The proposal is under the Army’s Advanced Affordable Turbine Engine research and development program, which seeks a powerplant to succeed the General Electric T700 on the Sikorsky Aircraft H-60 and Boeing AH-64 that significantly reduces specific fuel consumption, boosts power-to-weight ratio and design life, and cuts production, maintenance, and development costs.


Pratt’s part will be played by its small military engine unit in Connecticut, not Pratt & Whitney Canada (as previously reported) to satisfy Army security requirements.

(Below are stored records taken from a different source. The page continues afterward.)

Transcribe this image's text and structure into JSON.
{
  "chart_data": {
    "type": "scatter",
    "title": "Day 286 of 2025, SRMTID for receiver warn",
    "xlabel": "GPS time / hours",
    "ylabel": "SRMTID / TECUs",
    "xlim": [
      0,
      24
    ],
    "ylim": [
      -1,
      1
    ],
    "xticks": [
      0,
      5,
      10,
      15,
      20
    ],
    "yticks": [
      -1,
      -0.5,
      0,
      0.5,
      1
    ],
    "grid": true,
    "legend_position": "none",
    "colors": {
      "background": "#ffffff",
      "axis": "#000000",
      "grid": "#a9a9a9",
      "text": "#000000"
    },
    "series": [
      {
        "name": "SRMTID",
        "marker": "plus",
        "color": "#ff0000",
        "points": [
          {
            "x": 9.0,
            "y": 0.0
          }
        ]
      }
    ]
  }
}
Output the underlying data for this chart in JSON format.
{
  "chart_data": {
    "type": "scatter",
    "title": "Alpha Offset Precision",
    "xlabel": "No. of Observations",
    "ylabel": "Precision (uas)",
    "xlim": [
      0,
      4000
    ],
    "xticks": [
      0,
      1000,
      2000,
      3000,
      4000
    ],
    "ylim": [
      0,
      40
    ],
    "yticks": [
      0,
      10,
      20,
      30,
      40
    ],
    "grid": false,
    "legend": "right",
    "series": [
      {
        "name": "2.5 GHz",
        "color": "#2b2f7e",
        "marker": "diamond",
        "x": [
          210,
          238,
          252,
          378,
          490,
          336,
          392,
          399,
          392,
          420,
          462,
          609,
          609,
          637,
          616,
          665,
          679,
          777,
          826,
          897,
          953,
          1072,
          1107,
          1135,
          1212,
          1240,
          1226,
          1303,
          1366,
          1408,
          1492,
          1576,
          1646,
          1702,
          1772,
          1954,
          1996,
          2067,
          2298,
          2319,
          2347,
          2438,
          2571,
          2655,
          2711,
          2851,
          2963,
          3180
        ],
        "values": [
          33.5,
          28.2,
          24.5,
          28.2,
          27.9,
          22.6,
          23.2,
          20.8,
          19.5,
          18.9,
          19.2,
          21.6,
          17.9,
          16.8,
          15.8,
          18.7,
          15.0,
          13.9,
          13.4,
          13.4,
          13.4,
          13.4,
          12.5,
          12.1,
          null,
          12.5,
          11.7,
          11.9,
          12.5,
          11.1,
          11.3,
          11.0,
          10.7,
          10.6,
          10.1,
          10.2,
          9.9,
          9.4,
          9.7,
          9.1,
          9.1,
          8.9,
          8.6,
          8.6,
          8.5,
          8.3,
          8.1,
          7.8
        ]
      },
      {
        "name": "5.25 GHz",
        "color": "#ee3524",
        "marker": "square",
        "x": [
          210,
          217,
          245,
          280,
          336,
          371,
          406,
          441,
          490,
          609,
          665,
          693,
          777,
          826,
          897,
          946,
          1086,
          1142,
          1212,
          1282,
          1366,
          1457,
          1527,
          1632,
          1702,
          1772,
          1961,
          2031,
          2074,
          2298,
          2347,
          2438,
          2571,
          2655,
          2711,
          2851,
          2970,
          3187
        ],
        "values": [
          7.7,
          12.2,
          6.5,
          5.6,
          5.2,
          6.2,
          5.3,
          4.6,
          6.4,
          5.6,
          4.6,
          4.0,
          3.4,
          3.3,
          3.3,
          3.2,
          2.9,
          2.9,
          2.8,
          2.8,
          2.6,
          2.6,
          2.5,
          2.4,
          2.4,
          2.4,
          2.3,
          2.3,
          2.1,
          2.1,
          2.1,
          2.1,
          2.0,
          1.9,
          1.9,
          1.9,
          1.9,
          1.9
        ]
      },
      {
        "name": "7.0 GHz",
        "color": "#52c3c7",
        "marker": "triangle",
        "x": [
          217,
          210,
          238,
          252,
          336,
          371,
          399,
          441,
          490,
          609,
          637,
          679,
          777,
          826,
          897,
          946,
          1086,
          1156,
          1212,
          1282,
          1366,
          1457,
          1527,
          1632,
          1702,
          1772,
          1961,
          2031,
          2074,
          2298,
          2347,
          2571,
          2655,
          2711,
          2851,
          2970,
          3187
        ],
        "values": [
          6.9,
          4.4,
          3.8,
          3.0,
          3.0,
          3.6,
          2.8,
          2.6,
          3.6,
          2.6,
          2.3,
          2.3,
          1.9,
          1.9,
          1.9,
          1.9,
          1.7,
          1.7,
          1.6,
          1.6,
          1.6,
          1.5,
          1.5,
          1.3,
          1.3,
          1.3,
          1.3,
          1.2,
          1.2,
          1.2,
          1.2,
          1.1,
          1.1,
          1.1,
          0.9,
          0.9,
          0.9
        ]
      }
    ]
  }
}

"We are thrilled to team with Honeywell to build the next-generation turboshaft engine for the U.S. Army. We are confident that our collective experience in advanced military engine technology will secure our place as the engine provider of choice for the Army’s Future Force needs," said Tom Farmer, president, Pratt & Whitney Military Engines. The objective of the program is to develop a replacement for the General Electric T700s that power the Sikorsky H-60s and other aircraft. Specifically, the Army is looking for an engine that reduces specific fuel consumption by 25 percent, boosts power-to-weight ratio by 65 percent, increases design life by 20 percent, cuts production and maintenance costs 35 percent, and trims development costs 15 percent.

The Army is expected to indicate this month which team it wants to pursue those goals. GE is competing for the work as well.